I had a bunch of choices on how to implement custom fields. Normally, when I build a website for a client, I lock down the editor and then give them a bunch of custom fields to populate. This way I separate the design of the site from the content. The client can update the content as much as they want without affecting the site design. Because traditional PHP page templates are no longer used, I had to re-think this. I did have the option of creating fields in the post and then using custom PHP short codes to display the data in the block theme. OR, use the Advanced Custom Fields Block functionality and create custom blocks. After playing around with both options, I opted to create custom blocks with ACF. This will allow the client access to the editor, but what they can change in a block is limited to how I design it. So, it’s kind of a trade off, but all things considered, the best option.

This is an example of a custom ACF block that renders out as a callout box. The beauty of this, is I can use it again on other projects!
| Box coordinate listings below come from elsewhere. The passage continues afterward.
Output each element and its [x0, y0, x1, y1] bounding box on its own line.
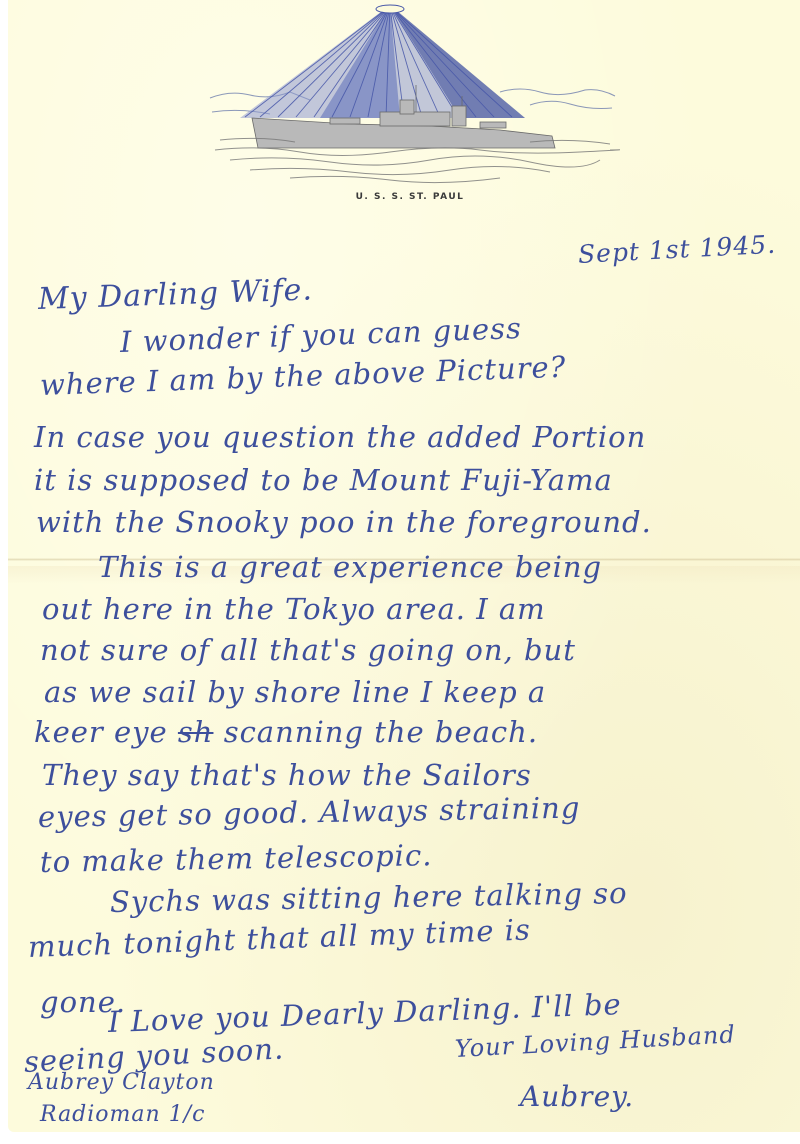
letter-line-8: not sure of all that's going on, but	[40, 633, 576, 667]
letter-line-10: keer eye sh scanning the beach.	[34, 715, 538, 749]
letter-line-7: out here in the Tokyo area. I am	[42, 592, 546, 626]
letter-line-5: with the Snooky poo in the foreground.	[36, 505, 652, 539]
letter-line-10-part-2: scanning the beach.	[224, 715, 538, 749]
ship-caption: U. S. S. ST. PAUL	[200, 192, 620, 202]
letter-line-6: This is a great experience being	[98, 550, 602, 584]
mount-fuji	[240, 5, 525, 118]
sender-rank: Radioman 1/c	[40, 1102, 205, 1127]
letter-line-11: They say that's how the Sailors	[42, 758, 532, 792]
mount-fuji-warship-illustration	[200, 0, 620, 185]
crossed-out-word: sh	[178, 715, 214, 749]
signature: Aubrey.	[520, 1080, 634, 1113]
letter-line-9: as we sail by shore line I keep a	[44, 675, 546, 709]
letter-line-10-part-1: keer eye	[34, 715, 168, 749]
letter-line-13: to make them telescopic.	[40, 838, 433, 879]
sender-name: Aubrey Clayton	[28, 1070, 215, 1095]
letter-line-4: it is supposed to be Mount Fuji-Yama	[34, 463, 613, 497]
letter-line-3: In case you question the added Portion	[34, 420, 646, 454]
And here’s what it looks like rendered:

I even added features for styling for use on other projects.

Headers and Footers Difficult to Make Full width

I had a problem trying to make headers and footers full width and no matter what I tried there was always a border around. After hours of messing around, I found out that the group background color needed to be changed to fill in the outside box.

Was it worth it?

At the end of the day was it worth it? It took me many hours (probably 40) to rebuild my entire site in a block theme and re-coding all the components as ACF blocks. It remains to be seen if this will help my SEO, but as far as page speed, it made a huge improvement. I went from a 63/100 to a 93/100 in lighthouse’s performance measure.

I still have some issues to work out, but overall a huge improvement on Lighthouse.